Terdapat dalil yang meriwayatkan bahwa Rasulullah menyuruh umatnya untuk menghancurkan bejana khamr dan dikala bejana-bejana hal yang demikian dihancurkan tumpahlah khamr atau alkohol tersebut ke lantai sementara orang-orang tetap melewatinya. Tertib Rasulullah menganggap alkohol atau khamr itu najis karenanya beliau pasti akan memerintahkan umatnya untuk tak menumpahkannya ke jalur dan membersihkannya sebagaimana membersihkan air kencing orang badui.
Regulasi asal alkohol atau ethanol itu suci dan selama tidak dikonsumsi maka boleh memakainya termasuk parfum yang mengandung alkohol.
Pemakaian Sudah Parfum
Sedangkan belum ada ketentuan yang terang seputar penerapan parfum maka kita sebagai umat islam tetap dapat memakai parfum selama parfum tidak memakai alkohol dan menghindari keraguan padanya. Pilihlah parfum yang tidak menggunakan alkohol dan sebisa mungkin hindari menggunakan parfum untuk sholat dan beribadah. Alangkah para wanita dilarang dan haram aturannya memakai semua jenis parfum sebab dapat menyebabkan dan memicu syahwat laki-laki dan mengacu pada tindakan zina (baca metode menghapus dosa zina dan amalan penghapus dosa zina) sebagaimana diceritakan dalam hadits berikut ini (baca wanita dalam islam, kedudukan wanita dan peran wanita dalam islam)
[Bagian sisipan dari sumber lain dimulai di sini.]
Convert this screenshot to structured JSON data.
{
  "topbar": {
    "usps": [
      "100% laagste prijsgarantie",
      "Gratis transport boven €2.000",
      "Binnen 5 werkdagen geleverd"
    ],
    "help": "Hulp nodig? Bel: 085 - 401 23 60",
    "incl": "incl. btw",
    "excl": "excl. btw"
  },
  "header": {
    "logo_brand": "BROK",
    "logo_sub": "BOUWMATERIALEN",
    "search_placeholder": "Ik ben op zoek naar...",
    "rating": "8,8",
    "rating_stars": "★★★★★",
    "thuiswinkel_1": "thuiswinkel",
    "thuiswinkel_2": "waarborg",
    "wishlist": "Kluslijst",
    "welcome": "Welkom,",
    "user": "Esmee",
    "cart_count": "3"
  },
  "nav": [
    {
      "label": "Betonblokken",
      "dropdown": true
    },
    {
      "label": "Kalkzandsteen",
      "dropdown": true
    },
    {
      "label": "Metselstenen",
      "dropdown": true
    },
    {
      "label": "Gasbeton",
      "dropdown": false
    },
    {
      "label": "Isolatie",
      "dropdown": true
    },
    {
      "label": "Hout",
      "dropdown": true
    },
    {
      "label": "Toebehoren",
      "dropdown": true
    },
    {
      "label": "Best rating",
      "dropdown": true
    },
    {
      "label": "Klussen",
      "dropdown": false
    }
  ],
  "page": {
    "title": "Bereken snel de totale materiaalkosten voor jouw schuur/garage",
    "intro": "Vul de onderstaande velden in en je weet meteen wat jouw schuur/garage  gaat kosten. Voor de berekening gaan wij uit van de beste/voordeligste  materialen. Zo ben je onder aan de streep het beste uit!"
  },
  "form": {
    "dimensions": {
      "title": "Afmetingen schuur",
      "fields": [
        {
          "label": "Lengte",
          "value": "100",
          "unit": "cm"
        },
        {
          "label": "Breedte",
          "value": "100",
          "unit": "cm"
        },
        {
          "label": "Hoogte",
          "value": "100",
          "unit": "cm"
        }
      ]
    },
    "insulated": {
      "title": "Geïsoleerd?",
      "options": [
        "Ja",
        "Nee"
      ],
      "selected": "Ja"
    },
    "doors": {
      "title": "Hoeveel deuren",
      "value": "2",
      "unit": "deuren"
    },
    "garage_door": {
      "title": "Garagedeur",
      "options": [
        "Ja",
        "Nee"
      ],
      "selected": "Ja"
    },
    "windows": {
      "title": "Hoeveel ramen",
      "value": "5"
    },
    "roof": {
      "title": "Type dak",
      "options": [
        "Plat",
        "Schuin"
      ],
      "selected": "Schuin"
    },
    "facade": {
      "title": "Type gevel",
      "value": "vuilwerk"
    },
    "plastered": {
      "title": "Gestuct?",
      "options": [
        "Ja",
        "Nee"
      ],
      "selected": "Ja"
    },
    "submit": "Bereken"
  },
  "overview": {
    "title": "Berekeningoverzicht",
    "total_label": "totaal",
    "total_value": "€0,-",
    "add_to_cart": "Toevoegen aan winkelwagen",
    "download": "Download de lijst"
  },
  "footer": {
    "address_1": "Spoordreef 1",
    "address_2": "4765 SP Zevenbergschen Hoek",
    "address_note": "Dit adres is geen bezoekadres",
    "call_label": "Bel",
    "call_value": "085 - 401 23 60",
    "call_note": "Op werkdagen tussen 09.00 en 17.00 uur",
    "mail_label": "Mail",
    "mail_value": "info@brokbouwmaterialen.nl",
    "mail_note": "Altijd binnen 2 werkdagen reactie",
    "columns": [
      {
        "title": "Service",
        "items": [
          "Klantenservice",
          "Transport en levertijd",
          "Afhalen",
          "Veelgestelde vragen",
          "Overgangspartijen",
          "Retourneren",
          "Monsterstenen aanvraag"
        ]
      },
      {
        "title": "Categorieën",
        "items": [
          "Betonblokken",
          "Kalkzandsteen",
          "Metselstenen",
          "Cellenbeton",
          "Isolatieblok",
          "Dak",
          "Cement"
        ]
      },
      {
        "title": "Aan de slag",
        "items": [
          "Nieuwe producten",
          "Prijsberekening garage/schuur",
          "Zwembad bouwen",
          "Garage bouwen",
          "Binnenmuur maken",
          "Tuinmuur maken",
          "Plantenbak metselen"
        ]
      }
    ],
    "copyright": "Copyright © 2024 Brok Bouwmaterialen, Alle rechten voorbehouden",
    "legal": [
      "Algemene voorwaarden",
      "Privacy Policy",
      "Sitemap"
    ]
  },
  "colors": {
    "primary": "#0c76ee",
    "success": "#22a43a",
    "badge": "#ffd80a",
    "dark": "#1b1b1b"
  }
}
“Seorang perempuan yang mengenakan aroma lalu via sekumpulan laki-laki supaya mereka mencium bau harum yang dia gunakan karenanya perempuan tersebut adalah seorang pelacur.” (HR. An-Nasa’i, Abu Daud, Tirmidzi, dan Ahmad)

tata tertib dan hal-hal menyangkut parfum yang perlu diketahui. pantasnya kalau kita senantiasa memutuskan segalanya sebelum menjalankan atau mengaplikasikan sesuatu. Semoga berkhasiat.